I fear that these complaints make me sound like some tech nerd picking apart the Sandra Bullock film The Net for being unrealistic, but c’mon, the movie both wants us to believe that things like the cloud and sync applications exist, so that the characters can get in this mess in the first place, but it also wants us to play completely dumb about how any of them actually work, so that the analog storyline makes some sort of sense in the digital world.
Here’s another example, then I’ll shut up about it. The video ends up in the hands of a young kid who attempts to blackmail Jay for $25,000. The kid claims that if Jay doesn’t pay up, he will upload the video to YouPorn.com for the whole world to see. Jay and Annie manage to find the physical headquarters of YouPorn (see, we’re already in a nonsensical world where the solution to an Internet problem involves a brick-and-mortar office location) and convince the owner not to upload the video. There, problem solved. Because apparently there is only one website on the Internet where the kid can upload this video. Forget the fact that we as an audience were literally just subjected to a scene where the owner of YouPorn rattles off the names of 30 competing websites.
Maybe these massive suspensions of disbelief would be more bearable if the movie were better, but to me they’re so egregious that we might as well be talking about characters who don’t know how a television set works. Or a radio. Or how to set the alarm on their bedside clock. But these are not Luddites. Cameron Diaz is a fucking mommy blogger. Her job is on the Internet. And Jason Segel buys so many iPads he can’t even remember all the people he has given old ones to. In this scenario, I have to believe that one them knows how to quickly and easily remove the video from the other devices from the comfort of home. Or at the very least, one of these smart, competent adults would explore that option before engaging in a laundry list of stupid, illegal behavior.
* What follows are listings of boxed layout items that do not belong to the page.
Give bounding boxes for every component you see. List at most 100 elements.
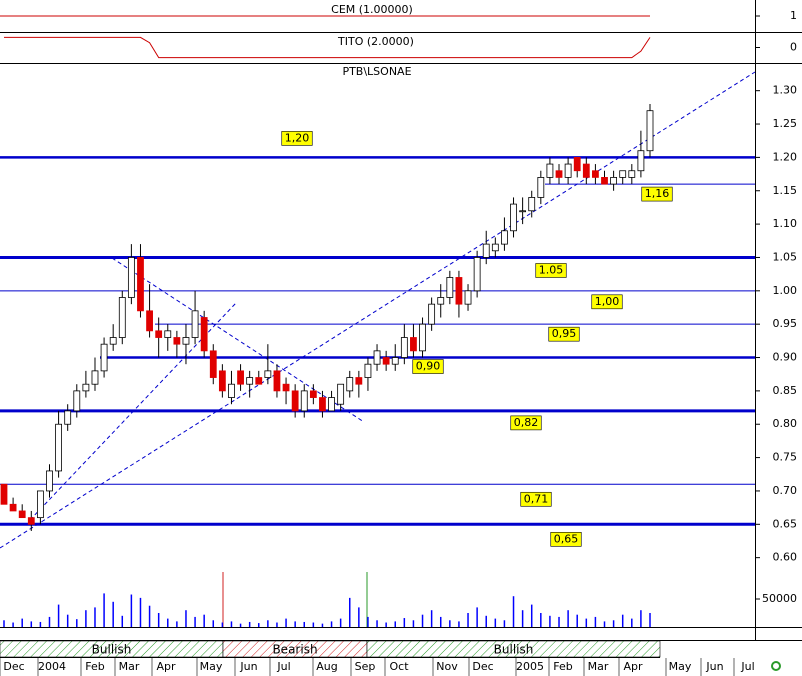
level-label-box	[550, 532, 582, 547]
x-tick-label: Nov	[436, 660, 458, 673]
candle-body	[346, 377, 354, 392]
candle-body	[127, 257, 135, 298]
candle-body	[155, 330, 163, 338]
y-tick-label: 0.90	[773, 351, 798, 364]
candle-body	[464, 290, 472, 305]
candle-body	[592, 170, 599, 178]
level-label-box	[281, 131, 313, 146]
x-tick-label: Apr	[623, 660, 643, 673]
candle-body	[27, 517, 35, 525]
candle-body	[36, 490, 44, 519]
frame	[0, 0, 802, 658]
level-label: 1.05	[539, 263, 564, 276]
cem-title: CEM (1.00000)	[331, 3, 413, 16]
signal-label: Bearish	[272, 643, 317, 657]
level-label-box	[412, 359, 444, 374]
level-label-box	[548, 326, 580, 342]
y-tick-label: 0	[790, 41, 797, 54]
x-tick-label: Jun	[705, 660, 723, 673]
y-tick-label: 0.85	[773, 384, 798, 397]
candle-body	[73, 390, 81, 412]
candle-body	[555, 170, 563, 178]
candle-body	[628, 170, 636, 178]
candle-body	[46, 470, 53, 492]
candle-body	[510, 203, 517, 232]
candle-body	[437, 297, 445, 305]
level-label-box	[535, 263, 567, 278]
level-label-box	[520, 491, 552, 507]
y-tick-label: 0.95	[773, 317, 798, 330]
candle-body	[309, 390, 317, 398]
candle-body	[546, 163, 554, 178]
candle-body	[255, 377, 263, 385]
x-tick-label: Jun	[239, 660, 257, 673]
y-tick-label: 0.60	[773, 551, 798, 564]
x-tick-label: Feb	[85, 660, 104, 673]
candle-body	[237, 370, 244, 385]
y-tick-label: 1.10	[773, 217, 798, 230]
candle-body	[91, 370, 99, 385]
x-tick-label: Apr	[156, 660, 176, 673]
candle-body	[573, 156, 581, 172]
candle-body	[537, 177, 545, 198]
level-label-box	[510, 415, 542, 431]
candle-body	[501, 230, 508, 245]
candle-body	[582, 163, 590, 178]
candle-body	[400, 337, 408, 358]
candle-body	[482, 243, 490, 258]
candle-body	[528, 197, 536, 212]
candle-body	[164, 330, 172, 338]
x-tick-label: May	[200, 660, 223, 673]
candle-body	[491, 243, 499, 252]
tito-title: TITO (2.0000)	[337, 35, 414, 48]
candle-body	[646, 110, 654, 152]
level-label: 1,16	[645, 187, 670, 200]
x-tick-label: Dec	[3, 660, 24, 673]
x-tick-label: Jul	[740, 660, 754, 673]
candle-body	[200, 317, 208, 352]
y-tick-label: 1.25	[773, 117, 798, 130]
candle-body	[9, 503, 17, 512]
y-tick-label: 1	[790, 9, 797, 22]
y-tick-label: 0.80	[773, 417, 798, 430]
x-tick-label: Jul	[276, 660, 290, 673]
candle-body	[137, 257, 144, 312]
candle-body	[100, 343, 108, 372]
y-tick-label: 0.65	[773, 517, 798, 530]
candle-body	[355, 377, 363, 385]
level-label: 0,65	[554, 532, 579, 545]
candle-body	[637, 150, 645, 172]
level-label: 1,00	[595, 295, 620, 308]
candle-body	[446, 277, 454, 298]
candle-body	[601, 177, 608, 185]
candle-body	[391, 357, 399, 365]
level-label: 0,71	[524, 492, 549, 505]
candle-body	[619, 170, 627, 178]
level-label-box	[641, 186, 673, 202]
candle-body	[282, 383, 290, 392]
candle-body	[319, 397, 326, 412]
x-tick-label: Mar	[119, 660, 140, 673]
candle-body	[373, 350, 381, 365]
x-tick-label: Sep	[355, 660, 376, 673]
status-icon	[771, 661, 781, 671]
candle-body	[173, 337, 181, 345]
x-tick-label: Aug	[316, 660, 337, 673]
x-tick-label: Feb	[553, 660, 572, 673]
candle-body	[82, 383, 90, 392]
y-tick-label: 1.05	[773, 250, 798, 263]
y-tick-label: 1.00	[773, 284, 798, 297]
candle-body	[291, 390, 299, 412]
candle-body	[118, 297, 126, 338]
tito-line	[4, 36, 651, 59]
candle-body	[410, 337, 417, 352]
candle-body	[337, 383, 345, 405]
y-tick-label: 1.20	[773, 150, 798, 163]
x-tick-label: Mar	[588, 660, 609, 673]
candle-body	[228, 383, 235, 398]
x-tick-label: 2004	[38, 660, 66, 673]
level-label-box	[591, 294, 623, 310]
candle-body	[218, 370, 226, 392]
x-tick-label: Dec	[472, 660, 493, 673]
I wish the makers of Sex Tape had decided instead to explore a couple that was dealing with the fact that their sex tape leaked, and wrapping their heads around the idea that their friends and family could watch it on the Internet. The film’s star, Cameron Diaz, could probably tell you all about it. Remember when that weird S&M video of 19-year-old Diaz surfaced in 2004? She has done her best to scrub all evidence of the thing from the world, but even as the highest-paid actress in Hollywood she couldn’t keep the photos and videos off the Internet, despite drawn-out legal battles and thousands of “cease and desist” emails. And that was 10 years ago! How can I, in the present, derive any enjoyment from watching that same woman break into a warehouse under the assumption that smashing a server with a baseball bat will solve her problem?
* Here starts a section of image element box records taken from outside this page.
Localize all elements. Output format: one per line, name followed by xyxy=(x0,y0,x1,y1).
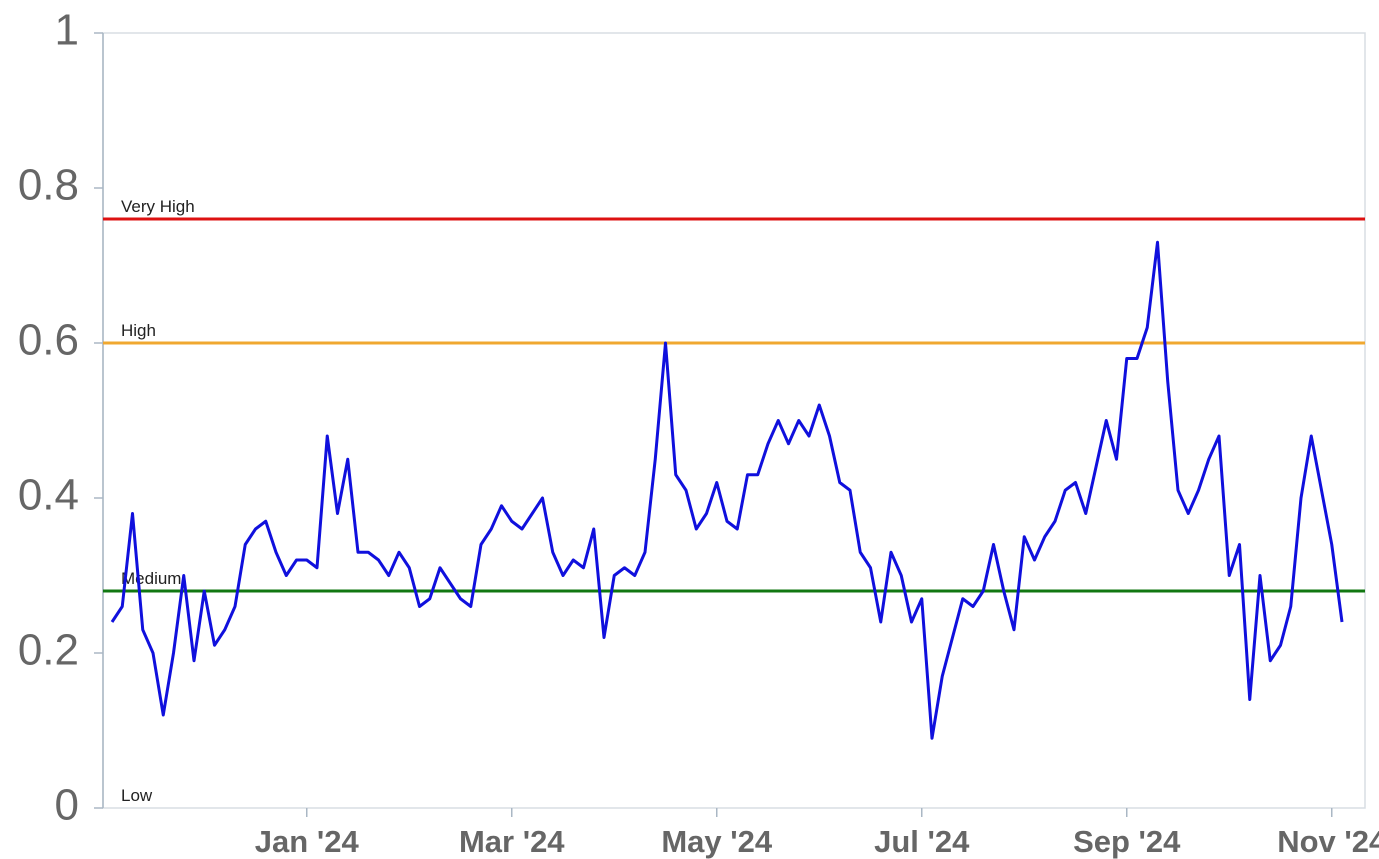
y-tick-label: 0.4 xyxy=(18,471,79,520)
x-tick-label: Mar '24 xyxy=(459,824,565,859)
threshold-label: Low xyxy=(121,786,153,805)
threshold-label: High xyxy=(121,321,156,340)
x-tick-label: Sep '24 xyxy=(1073,824,1181,859)
y-tick-label: 0.6 xyxy=(18,316,79,365)
threshold-label: Medium xyxy=(121,569,181,588)
x-tick-label: May '24 xyxy=(661,824,773,859)
y-tick-label: 0 xyxy=(55,781,79,830)
data-line xyxy=(110,240,1344,740)
threshold-label: Very High xyxy=(121,197,195,216)
x-tick-label: Jul '24 xyxy=(874,824,970,859)
x-tick-label: Jan '24 xyxy=(255,824,360,859)
y-tick-label: 1 xyxy=(55,6,79,55)
plot-frame xyxy=(102,32,1366,809)
y-tick-label: 0.8 xyxy=(18,161,79,210)
y-tick-label: 0.2 xyxy=(18,626,79,675)
x-tick-label: Nov '24 xyxy=(1277,824,1379,859)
And besides, the lesson we all learned from the Cameron Diaz S&M video and the million other sex tapes that are out there is that it doesn’t really matter if they leak. Sex tapes have helped people launch careers, but as far as I know they haven’t destroyed any, because it’s just people having consensual sex with a camera in the room. If you’re curious, you watch, then you go back to your life.
The most interesting scene in Sex Tape comes when two of Jay and Annie’s friends, played by Rob Corddry and Ellie Kemper, secretly watch the sex tape and it turns them on so much that they immediately have sex in Annie and Jay’s car. This is followed by a scene in which Corddry and Kemper boost their friends’ egos by telling them how sexy they are and how exciting it was to watch the video. Whoa! That’s the kind of revolutionary sex-positive message I can get behind.
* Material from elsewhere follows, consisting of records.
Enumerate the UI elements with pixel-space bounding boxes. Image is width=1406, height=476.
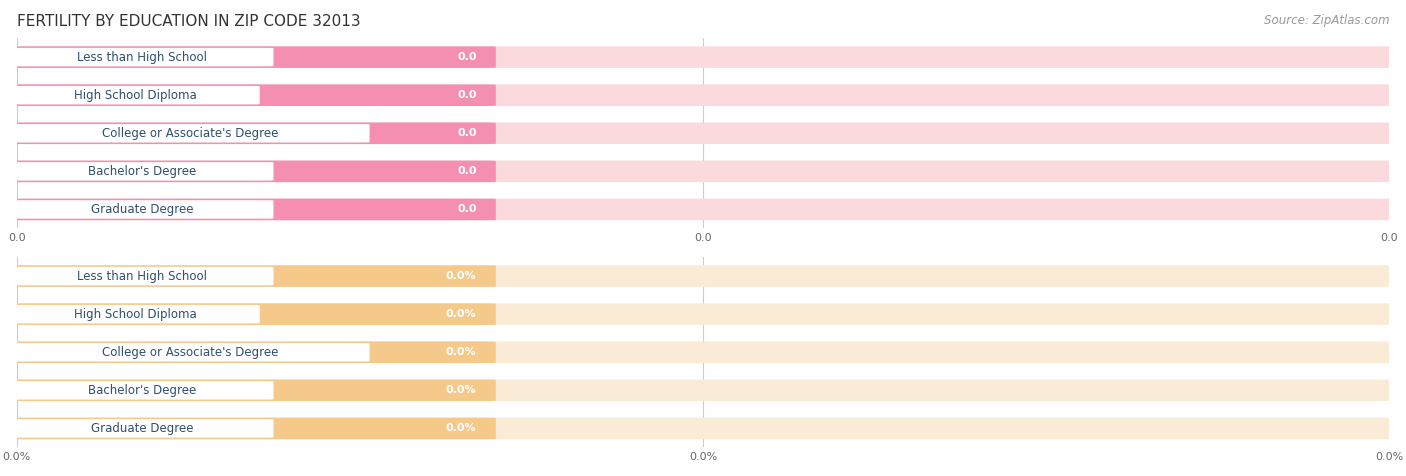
FancyBboxPatch shape: [11, 305, 260, 323]
FancyBboxPatch shape: [11, 124, 370, 142]
Text: High School Diploma: High School Diploma: [75, 307, 197, 321]
Text: 0.0: 0.0: [457, 52, 477, 62]
Text: 0.0: 0.0: [457, 204, 477, 215]
FancyBboxPatch shape: [7, 46, 1399, 68]
Text: Less than High School: Less than High School: [77, 269, 208, 283]
Text: 0.0: 0.0: [457, 166, 477, 177]
FancyBboxPatch shape: [7, 379, 496, 401]
FancyBboxPatch shape: [7, 160, 1399, 182]
Text: 0.0%: 0.0%: [446, 423, 477, 434]
FancyBboxPatch shape: [11, 200, 274, 218]
FancyBboxPatch shape: [11, 419, 274, 437]
FancyBboxPatch shape: [11, 343, 370, 361]
FancyBboxPatch shape: [7, 417, 496, 439]
Text: 0.0%: 0.0%: [446, 385, 477, 396]
FancyBboxPatch shape: [7, 122, 496, 144]
Text: Bachelor's Degree: Bachelor's Degree: [89, 165, 197, 178]
Text: Graduate Degree: Graduate Degree: [91, 203, 194, 216]
FancyBboxPatch shape: [7, 160, 496, 182]
FancyBboxPatch shape: [7, 341, 1399, 363]
FancyBboxPatch shape: [7, 341, 496, 363]
FancyBboxPatch shape: [7, 198, 1399, 220]
Text: 0.0: 0.0: [457, 128, 477, 139]
Text: College or Associate's Degree: College or Associate's Degree: [103, 346, 278, 359]
Text: College or Associate's Degree: College or Associate's Degree: [103, 127, 278, 140]
Text: 0.0%: 0.0%: [446, 347, 477, 357]
FancyBboxPatch shape: [7, 46, 496, 68]
Text: 0.0%: 0.0%: [446, 309, 477, 319]
Text: Less than High School: Less than High School: [77, 50, 208, 64]
Text: 0.0%: 0.0%: [446, 271, 477, 281]
FancyBboxPatch shape: [7, 265, 496, 287]
FancyBboxPatch shape: [11, 381, 274, 399]
FancyBboxPatch shape: [11, 86, 260, 104]
Text: 0.0: 0.0: [457, 90, 477, 100]
FancyBboxPatch shape: [7, 84, 496, 106]
Text: FERTILITY BY EDUCATION IN ZIP CODE 32013: FERTILITY BY EDUCATION IN ZIP CODE 32013: [17, 14, 360, 30]
FancyBboxPatch shape: [7, 198, 496, 220]
FancyBboxPatch shape: [7, 303, 496, 325]
Text: Bachelor's Degree: Bachelor's Degree: [89, 384, 197, 397]
FancyBboxPatch shape: [11, 267, 274, 285]
Text: High School Diploma: High School Diploma: [75, 89, 197, 102]
FancyBboxPatch shape: [7, 379, 1399, 401]
FancyBboxPatch shape: [11, 162, 274, 180]
FancyBboxPatch shape: [7, 122, 1399, 144]
FancyBboxPatch shape: [7, 303, 1399, 325]
FancyBboxPatch shape: [7, 84, 1399, 106]
Text: Graduate Degree: Graduate Degree: [91, 422, 194, 435]
FancyBboxPatch shape: [7, 417, 1399, 439]
Text: Source: ZipAtlas.com: Source: ZipAtlas.com: [1264, 14, 1389, 27]
FancyBboxPatch shape: [7, 265, 1399, 287]
FancyBboxPatch shape: [11, 48, 274, 66]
Having just watched Dawn of the Planet of the Apes the other day, about a simian flu that quickly spreads through humans, I briefly dreamed of a movie where Cordrry and Kemper go home and make their own sex tape, and soon everyone’s doing it, and the sheer number of sex tapes creates a world in which nobody can ever again be shamed for having and enjoying sex. No such luck in this movie, because the characters’ vanity wins out and they are so disgusted by themselves in the video that they destroy even their own personal copy. Great. Perhaps this analog movie is best suited to the 1950s.